Figure 1a. Structural elucidation of EGFR

EGFR family members share a common domain arrangement comprised of a cysteine-rich extracellular domain, a transmembrane domain and an intracellular tyrosine kinase domain with several phosphorylation sites. The extracellular domains are subdivided and numbered as I-IV. Numerous phosphorylation sites were mentioned in cytoplasmic domain of EGFR. Monoclonal antibodies target the extracellular domain III. The small molecule tyrosine kinase inhibitors bind with the ATP binding pockets in the tyrosine kinase domain. Several deletion mutations occur in the EGFR such as EGFRvI (AA^Δ1–541), EGFRvIII (AA^Δ6–273), EGFRvII (AA^Δ521–603), EGFRvIV (AA^Δ959–1053) and EGFRvV (AA^Δ959–1186). Additionally, several point mutations occur in TK domain of EGFR. Furthermore, the details of EGFR mutations were discussed by Kuan et al.2001 [116]. (AA^Δ amino acid deletion).

Figure 1b. Structures of all four human EGF receptors' extracellular regions with their respective ligands

EGFR can specifically bind with EGF, TGF-α, AR, BTC and EPR ligands. HER2 is an orphan receptor with no known ligand. HER3 lacks intrinsic tyrosine kinase domain and binds to Herregulin-1, 2 (HRG-1&2). HER4 binds to HRG1-4, NRG1-4, HB-EGF, BTC and EPR.

Figure 2. The nuclear accumulation and receptor internalization of EGFR family members

Upon signal activation, EGFR accumulates in the nucleus facilitated by binding with transcription factors E2F1 and STAT3 through importins, leading to up-regulation of B-Myb, iNOS and Cyclin D1. HER2 interacts with importin 2 and is internalized, leading to the expression of Cox-2, PRPK, MMP-16 and PDX-10. HER4 interacts with STAT5a and the C-terminal fragment alone accumulates in the nucleus after undergoing gama secreatase mediated cleavage.

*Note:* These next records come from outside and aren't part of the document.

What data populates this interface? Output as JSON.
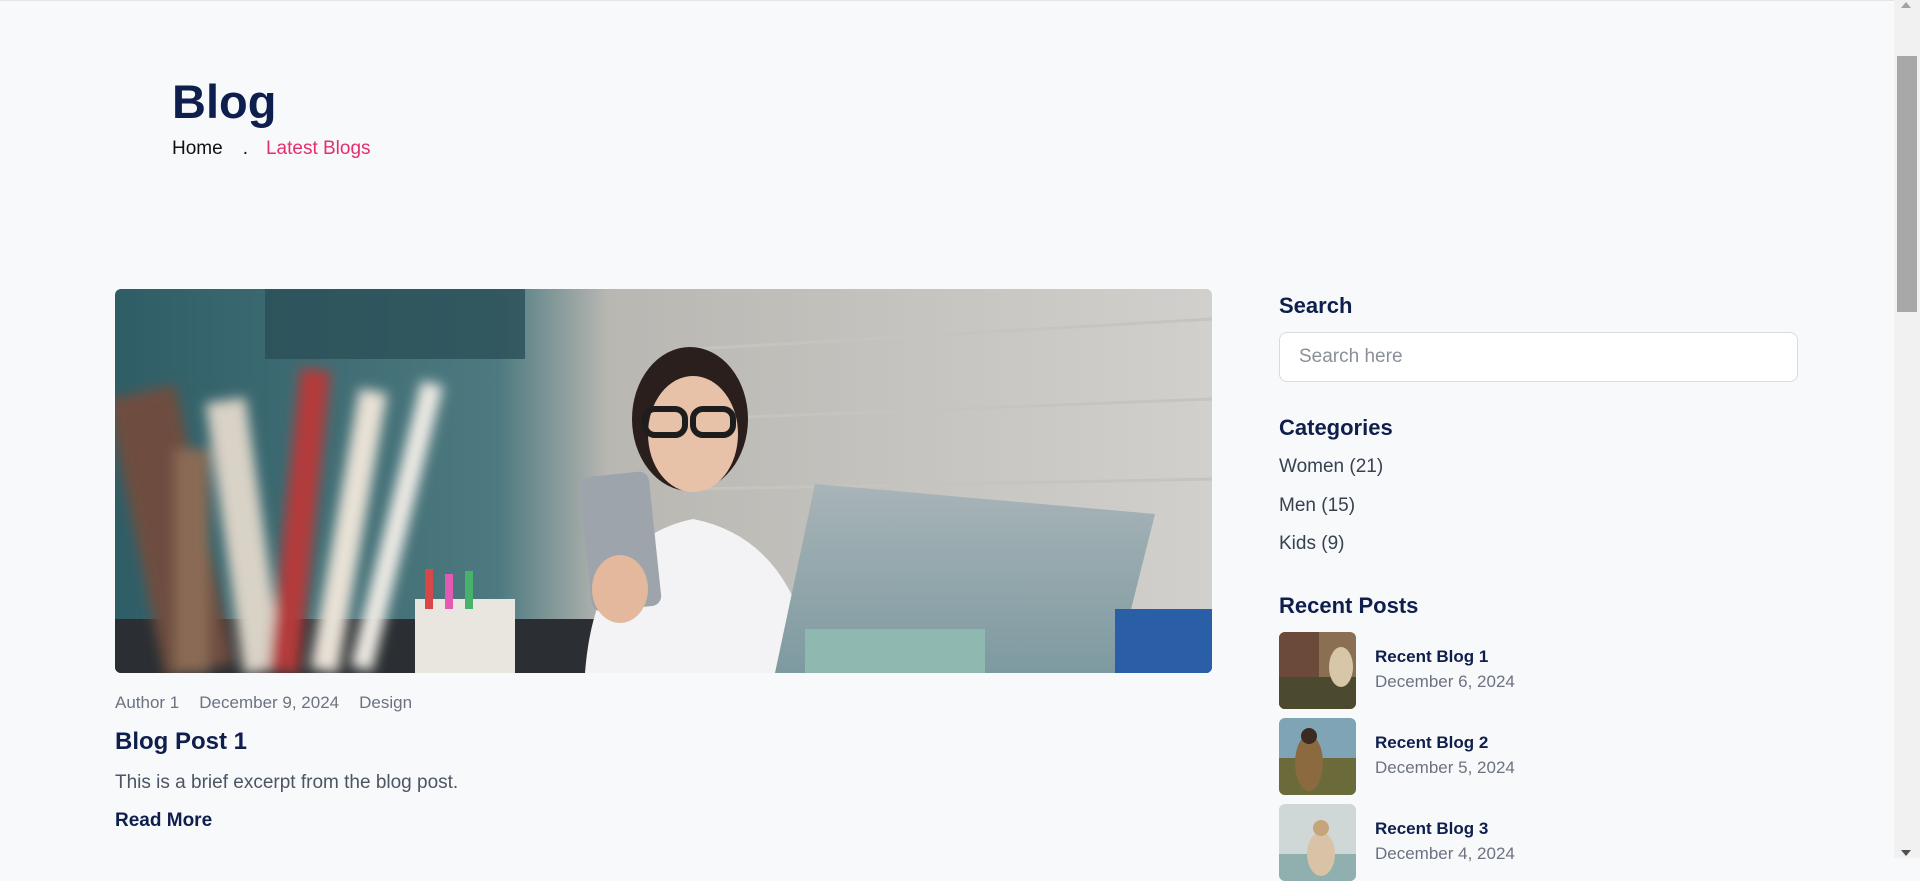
{
  "header": {
    "title": "Blog",
    "breadcrumb": {
      "home": "Home",
      "separator": ".",
      "current": "Latest Blogs"
    }
  },
  "post": {
    "author": "Author 1",
    "date": "December 9, 2024",
    "category": "Design",
    "title": "Blog Post 1",
    "excerpt": "This is a brief excerpt from the blog post.",
    "read_more": "Read More"
  },
  "sidebar": {
    "search": {
      "heading": "Search",
      "placeholder": "Search here",
      "value": ""
    },
    "categories": {
      "heading": "Categories",
      "items": [
        {
          "label": "Women (21)"
        },
        {
          "label": "Men (15)"
        },
        {
          "label": "Kids (9)"
        }
      ]
    },
    "recent_posts": {
      "heading": "Recent Posts",
      "items": [
        {
          "title": "Recent Blog 1",
          "date": "December 6, 2024"
        },
        {
          "title": "Recent Blog 2",
          "date": "December 5, 2024"
        },
        {
          "title": "Recent Blog 3",
          "date": "December 4, 2024"
        }
      ]
    }
  },
  "colors": {
    "heading": "#0f1f4d",
    "accent": "#e52e71",
    "background": "#f8f9fb",
    "muted": "#6b7280"
  }
}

Figure 3. Schematic representation of EGFR inhibition in multidimensional approaches

(1) Therapeutic invention site for EGFR specific monoclonal antibodies (Cetuximab and Panitumumab), (2) Potential target for small molecule tyrosine kinase inhibitors (Gifitinib, Erlotinib, Lapatinib and Canertinib), (3) Synergistic role of chemopreventive agents (Genistein, Curcumin and Caspacin).